A less cheerful claim to fame:  this city was home to the main prison for those who disagreed with Soviet leadership.  Other dissenters were essentially imprisoned in the 30 “psychiatric” hospitals around the area, often diagnosed with “sluggish schizophrenia.”   At one point on our drive, we come to a big T-junction and Marina says: “A left turn takes you to Moscow, and a right turn to Siberia.”  I think of the hundreds of thousands who were sent down that road to forced labor/prison camps.

Our hotel room is stifling (“This is the hottest it’s ever been in Vladimir!” said someone), so we sit at an outdoor cafe after a disappointing meal at a local restaurant.  We’re feeling used after handing over $200 requested by Marina for what we thought was an agreed upon $100.  Bill questioned, but she was persistent:  “You got a private tour.”  

"She should have spilt it with you--you served as translator."

"That would have been a good response," chuckled Bill.

Marina is the friend of our Pueblo friend Katya’s mother, so we did not want to push the issue.  Adding to the small miseries of the moment, Bill wonders why he was asked to translate for an American guest who complained to the hotel management about being ripped off in Vladimir...by taxi drivers, a prior hotel, etc.  A military policeman at Checkpoint Charlie a few years before Bill’s army intelligence stint in Berlin, the "other" American at our hotel now tracks bank fraud.  

“He didn’t need a translator,” says Bill.

“Probably the management just didn’t know what to make of him,” I suggest, “but I suppose for someone with your background...it must be easy to be a bit paranoid.”  

As we sip cold drinks, I notice several brutish looking men busy on their cell phones on the sidewalk nearby.  Perhaps it’s all perfectly innocent, but Russian organized crime is the biggest crime network in the world...

June 23:  Bill wakes me up at 8 am by pulling a damp towel down my arm (cooling method we employed last night in our sweltering room):  “We have to check out in an hour, honey.” 



Nina's gift
We meet Katya’s mother Nina in the hotel lobby.  Trim, 40 something, she greets us with a sweet smile.  We hand over gifts sent along from Pueblo.  Nina gives the boys a box of chocolates, and Bill and me a small, framed cross-stitching of a church.  Then she says, “William, a secret,” and takes him aside.  Pulling out a white envelop, she removes a $100 bill;  she and Marina decided $100 was enough for yesterday’s tour.  After a visit over coffee, Nina takes us across the street to catch a local bus to the big bus station.  When we arrive, ready to board for Moscow, she tells us where to sit to avoid the sun, and kisses us goodbye. 

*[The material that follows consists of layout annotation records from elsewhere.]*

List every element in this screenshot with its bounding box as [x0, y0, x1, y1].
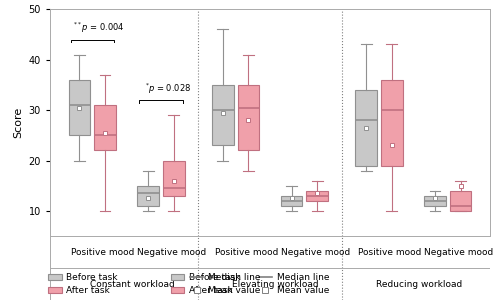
PathPatch shape	[94, 105, 116, 151]
Legend: Before task, After task, Median line, Mean value: Before task, After task, Median line, Me…	[168, 270, 332, 298]
PathPatch shape	[424, 196, 446, 206]
Text: $^{**}p$ = 0.004: $^{**}p$ = 0.004	[74, 21, 125, 35]
PathPatch shape	[212, 85, 234, 145]
Text: Positive mood: Positive mood	[72, 248, 134, 257]
Text: Negative mood: Negative mood	[424, 248, 493, 257]
PathPatch shape	[281, 196, 302, 206]
PathPatch shape	[138, 186, 159, 206]
PathPatch shape	[238, 85, 259, 151]
Text: Reducing workload: Reducing workload	[376, 280, 462, 288]
PathPatch shape	[381, 80, 402, 166]
PathPatch shape	[306, 191, 328, 201]
PathPatch shape	[356, 90, 377, 166]
Text: Negative mood: Negative mood	[280, 248, 350, 257]
PathPatch shape	[450, 191, 471, 211]
Text: Positive mood: Positive mood	[214, 248, 278, 257]
Text: Constant workload: Constant workload	[90, 280, 174, 288]
Text: Negative mood: Negative mood	[137, 248, 206, 257]
Text: Elevating workload: Elevating workload	[232, 280, 318, 288]
Text: Positive mood: Positive mood	[358, 248, 422, 257]
Legend: Before task, After task, Median line, Mean value: Before task, After task, Median line, Me…	[44, 270, 264, 298]
PathPatch shape	[163, 161, 184, 196]
Y-axis label: Score: Score	[13, 107, 23, 138]
Text: $^{*}p$ = 0.028: $^{*}p$ = 0.028	[144, 82, 191, 96]
PathPatch shape	[68, 80, 90, 135]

In Moscow, Bill easily gets us from the bus station to the train that takes us to the other side of the city, where we’ll board a train to Ukraine at 9:30 pm.  I sit with the luggage at the connecting station while the guys explore the possibility of storing our bags so we can wander unencumbered and find dinner.  There’s a storage area nearby, but Bill and I are both wary about leaving the luggage.

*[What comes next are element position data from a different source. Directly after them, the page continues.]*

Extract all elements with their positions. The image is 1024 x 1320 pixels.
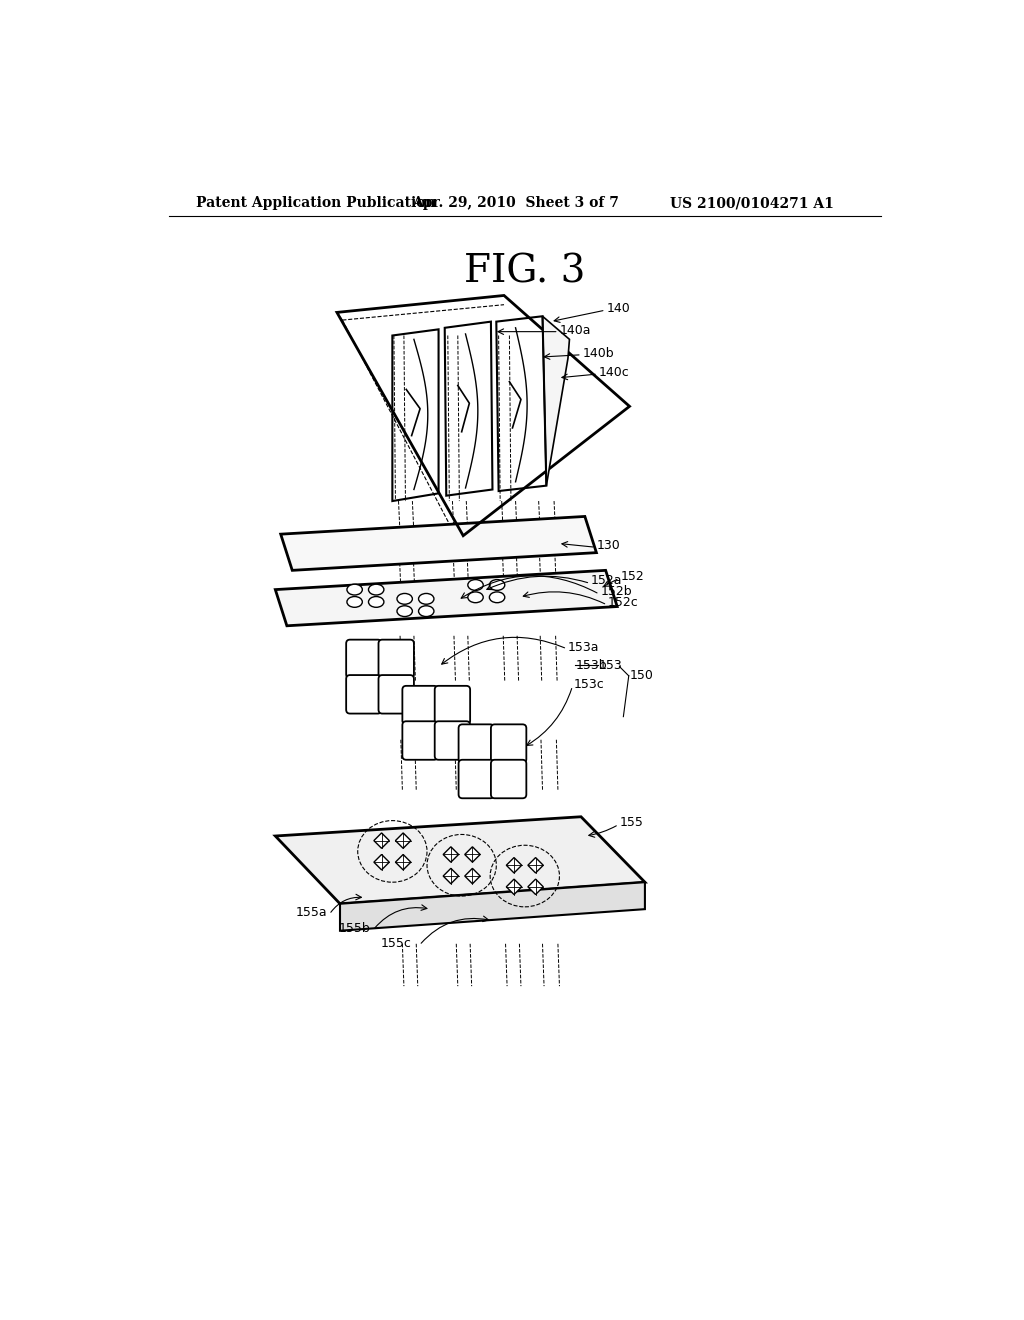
Polygon shape [374, 833, 389, 849]
Ellipse shape [369, 585, 384, 595]
Text: 140a: 140a [559, 323, 591, 337]
FancyBboxPatch shape [490, 760, 526, 799]
Text: Apr. 29, 2010  Sheet 3 of 7: Apr. 29, 2010 Sheet 3 of 7 [412, 197, 618, 210]
Text: 140b: 140b [583, 347, 614, 360]
Polygon shape [374, 854, 389, 870]
Polygon shape [275, 570, 617, 626]
Polygon shape [443, 847, 459, 862]
Ellipse shape [489, 579, 505, 590]
Polygon shape [395, 854, 411, 870]
Polygon shape [281, 516, 596, 570]
Text: 155c: 155c [381, 937, 412, 950]
Polygon shape [506, 879, 521, 895]
Text: 155: 155 [620, 816, 643, 829]
Text: 153b: 153b [575, 659, 607, 672]
Text: 152a: 152a [591, 574, 623, 587]
Ellipse shape [419, 594, 434, 605]
Ellipse shape [347, 597, 362, 607]
Ellipse shape [397, 606, 413, 616]
Polygon shape [465, 869, 480, 884]
Polygon shape [395, 833, 411, 849]
Text: 155b: 155b [339, 921, 371, 935]
Ellipse shape [468, 591, 483, 603]
Ellipse shape [419, 606, 434, 616]
Text: 152b: 152b [600, 585, 632, 598]
Polygon shape [528, 879, 544, 895]
Text: 152c: 152c [608, 597, 639, 610]
FancyBboxPatch shape [459, 725, 494, 763]
FancyBboxPatch shape [402, 721, 438, 760]
Ellipse shape [489, 591, 505, 603]
Text: 153: 153 [599, 659, 623, 672]
Polygon shape [506, 858, 521, 873]
Text: FIG. 3: FIG. 3 [464, 253, 586, 290]
Text: Patent Application Publication: Patent Application Publication [196, 197, 435, 210]
FancyBboxPatch shape [379, 640, 414, 678]
FancyBboxPatch shape [346, 640, 382, 678]
FancyBboxPatch shape [402, 686, 438, 725]
FancyBboxPatch shape [379, 675, 414, 714]
Text: 153a: 153a [568, 640, 599, 653]
Text: 140c: 140c [599, 366, 630, 379]
FancyBboxPatch shape [490, 725, 526, 763]
Ellipse shape [468, 579, 483, 590]
Text: 153c: 153c [573, 677, 604, 690]
Ellipse shape [397, 594, 413, 605]
FancyBboxPatch shape [435, 721, 470, 760]
Text: 152: 152 [621, 570, 644, 583]
Polygon shape [275, 817, 645, 904]
Text: 150: 150 [630, 669, 653, 682]
Text: 155a: 155a [296, 907, 328, 920]
Polygon shape [543, 317, 569, 486]
FancyBboxPatch shape [346, 675, 382, 714]
Polygon shape [465, 847, 480, 862]
Text: 140: 140 [606, 302, 630, 315]
Text: US 2100/0104271 A1: US 2100/0104271 A1 [670, 197, 834, 210]
FancyBboxPatch shape [459, 760, 494, 799]
FancyBboxPatch shape [435, 686, 470, 725]
Polygon shape [443, 869, 459, 884]
Polygon shape [340, 882, 645, 931]
Ellipse shape [369, 597, 384, 607]
Ellipse shape [347, 585, 362, 595]
Polygon shape [528, 858, 544, 873]
Text: 130: 130 [596, 539, 621, 552]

“Is it guarded by older ladies?” I ask, believing that no one messes with the military-like babushkas who monitor many of the check stations and public bathrooms.

“No, by 3 big guys in blue jumpsuits,” says Bill.

“Come on,” says Owen: “We have to trust people.”

“Right, let’s do it,” I say.

The luggage guys--aged 50 or 60--look like the kind of men who might have roughed up people for the KGB.  While we wait to deposit our bags, one of the men approaches me and says: “Austrian?”

“American,” I reply, with a smile.

He claps his hands and grins widely.

“Spasiba!” (thank you), I say, patting his hefty shoulder.